The person who buys the policy is the owner, and the person whose life the policy is based on is the insured. When the owner and the insured are different people, premium payments are the responsibility of the owner.
Every life insurance contract also has a beneficiary. This is the person who receives the proceeds from the policy in the event of the death of the insured, and is assigned by the owner. There are two types. An irrevocable beneficiary can not be changed unless the beneficiary gives his or her permission; if it is revocable, the owner can change it at any time.
The policy is subject to certain terms and conditions. There are usually certain exclusions that apply, depending on the person being insured. But with almost every policy, death as the result of suicide during the first two years of the policy term is excluded from coverage.
Also, during the first two years of the policy, often referred to as the contestable period, the insurance company retains the right to not immediately pay out, even if the death is caused by a condition that is covered in the policy. The company can order an investigation into the death of the insured, to make sure that the death was not deliberate or the result of homicide.
The amount paid to the beneficiary is called the face amount. The maturity date is reached upon either the date when the insured deceases or reaches a certain age. Life insurance is most often used to provide income protection to the spouse of the deceased.
Regardless of the reason for buying the insurance, the owner (if not the same person as the insured), must have an insurable interest. In other words, the owner of the contract must have a reason for wanting to insure the life of that person, otherwise the contract is void.
When the person covered by the policy dies, the insurance company requires proof of death before paying the claim. A notarized death certificate is the most commonly accepted form of proof. The benefit is paid out either as a lump sum or as an annuity that is paid out over time.
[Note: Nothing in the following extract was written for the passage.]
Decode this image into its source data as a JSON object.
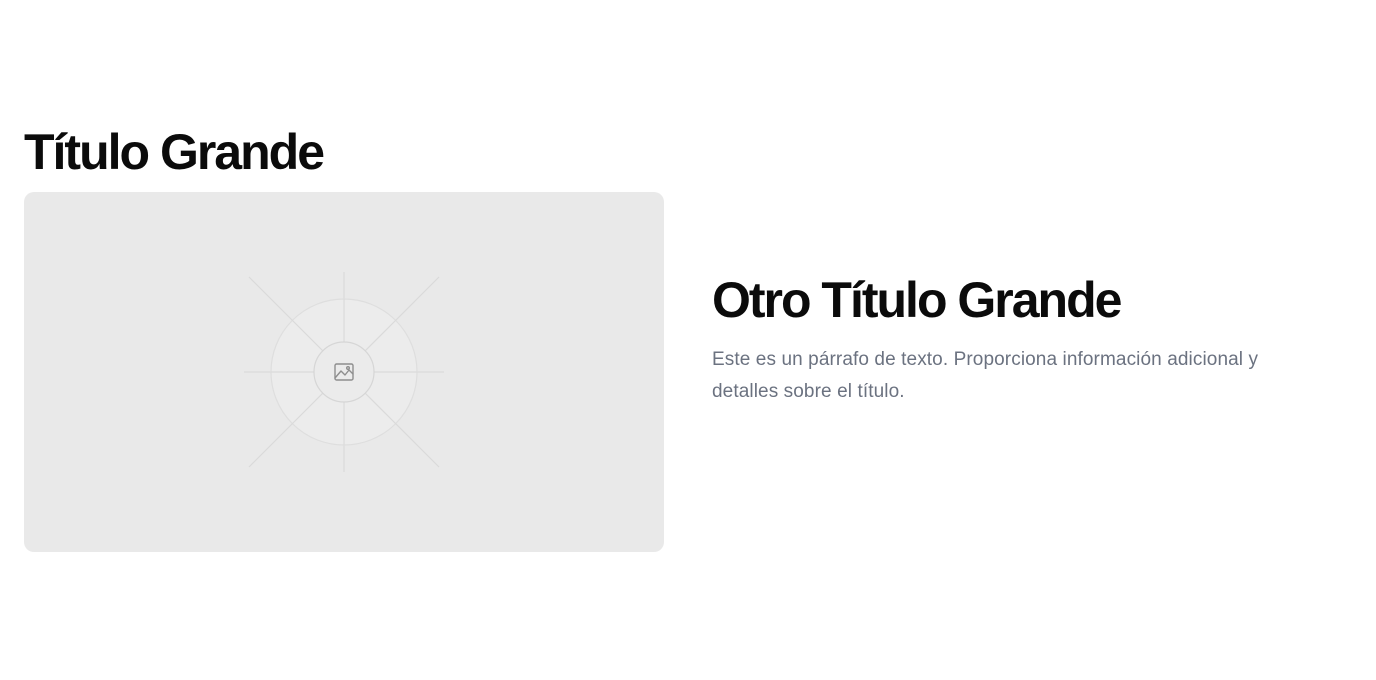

Any annuity can be a good way to receive the benefits. It is possible for the beneficiary to set up a lifetime annuity, which would guarantee that person a certain amount of monthly income for the rest of his or her life.
There are two basic types of life insurance, temporary and permanent. Temporary insurance is known as term life. An example of a term policy would be a 20-year term life, which means that the policy will pay a death benefit if the person dies within the next twenty years.
Permanent insurance includes whole life and universal life. Whole life provides for a payout no matter when the person dies, but premiums have to continue to be paid, usually right up until the insured reaches the age of 100. Universal policies are somewhat similar, but they allow for greater premium flexibility. Universal insurance is somewhat complicated; you should talk to an agent before buying it.
I hope this information has helped you become acquainted with life insurance. You should sit down with your spouse and talk about buying a policy. Then, call an agent who works for an insurance company with a strong financial rating and make an appointment to discuss your objectives. Use the information that was presented here to help you make intelligent choices so your family will be protected in the event that something happens to you.